Cela da Prisão de Caxias
Ainda a indignação. Não apaguem a Memória!
Este texto de Regina Guimarães a propósito do Concurso da RTP "O maior português de sempre", foi por ela escrito "de rajada", como diz, no momento em que soube que Salazar tinha ganho o referido concurso.
Porque reflecte o pensamento e a indignação de muitos portugueses, entendemos transcrevê-lo:
"Salazar foi eleito, via tv-telemóvel, o «melhor português de sempre». Democraticamente, facto que ele não teria, tanto quando se sabe, apreciado.
Aqueles que defendem a utilidade pública do instrumento televisivo talvez (ou talvez não) encontrem aqui matéria de reflexão.

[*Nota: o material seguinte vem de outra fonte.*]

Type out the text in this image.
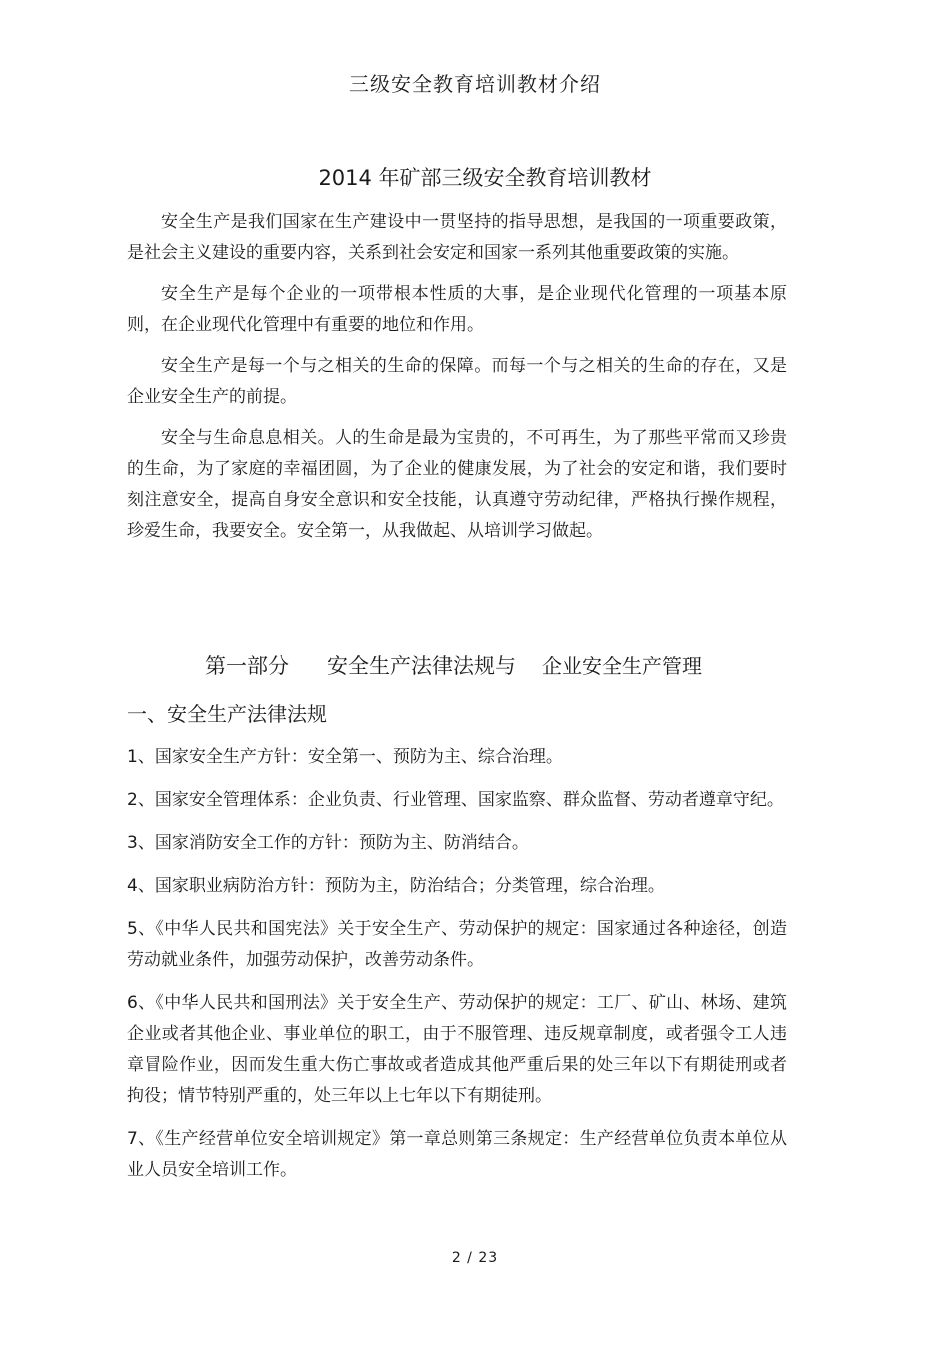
三级安全教育培训教材介绍
2014 年矿部三级安全教育培训教材

安全生产是我们国家在生产建设中一贯坚持的指导思想，是我国的一项重要政策，是社会主义建设的重要内容，关系到社会安定和国家一系列其他重要政策的实施。

安全生产是每个企业的一项带根本性质的大事，是企业现代化管理的一项基本原则，在企业现代化管理中有重要的地位和作用。

安全生产是每一个与之相关的生命的保障。而每一个与之相关的生命的存在，又是企业安全生产的前提。

安全与生命息息相关。人的生命是最为宝贵的，不可再生，为了那些平常而又珍贵的生命，为了家庭的幸福团圆，为了企业的健康发展，为了社会的安定和谐，我们要时刻注意安全，提高自身安全意识和安全技能，认真遵守劳动纪律，严格执行操作规程，珍爱生命，我要安全。安全第一，从我做起、从培训学习做起。

第一部分 安全生产法律法规与 企业安全生产管理
一、安全生产法律法规

1、国家安全生产方针：安全第一、预防为主、综合治理。

2、国家安全管理体系：企业负责、行业管理、国家监察、群众监督、劳动者遵章守纪。

3、国家消防安全工作的方针：预防为主、防消结合。

4、国家职业病防治方针：预防为主，防治结合；分类管理，综合治理。

5、《中华人民共和国宪法》关于安全生产、劳动保护的规定：国家通过各种途径，创造劳动就业条件，加强劳动保护，改善劳动条件。

6、《中华人民共和国刑法》关于安全生产、劳动保护的规定：工厂、矿山、林场、建筑企业或者其他企业、事业单位的职工，由于不服管理、违反规章制度，或者强令工人违章冒险作业，因而发生重大伤亡事故或者造成其他严重后果的处三年以下有期徒刑或者拘役；情节特别严重的，处三年以上七年以下有期徒刑。

7、《生产经营单位安全培训规定》第一章总则第三条规定：生产经营单位负责本单位从业人员安全培训工作。

2 / 23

Certo é que, facto inédito desde 25 de Abril de 1974, o nosso ditador (e, atrás dele, os seus semi-ocultos acólitos) beneficiou de um longo «tempo de antena», sendo que as consequências dessa legitimação já se fazem sentir em contextos tão diferentes quanto a pintura de um mural na Faculdade de Letras de Lisboa (e destruição sistemática de todo o material impresso de protesto antifascista afixado nessa instituição) ou o eufórico apadrinhamento de um museu dedicado ao avô cavernoso em Santa Comba Dão. A aura de self-made man – vindo do nada e, a pulso, chegado a um top lugar de chefia – tem porventura algum peso na «adesão» que a sinistra figura suscita entre os jovens (aqueles que não levaram com meio século de obscurantismo e infâmia), num quadro socio-político em que a precarização generalizada ameaça tornar ainda mais eficazes os mecanismos de selecção social (através da escola, por exemplo).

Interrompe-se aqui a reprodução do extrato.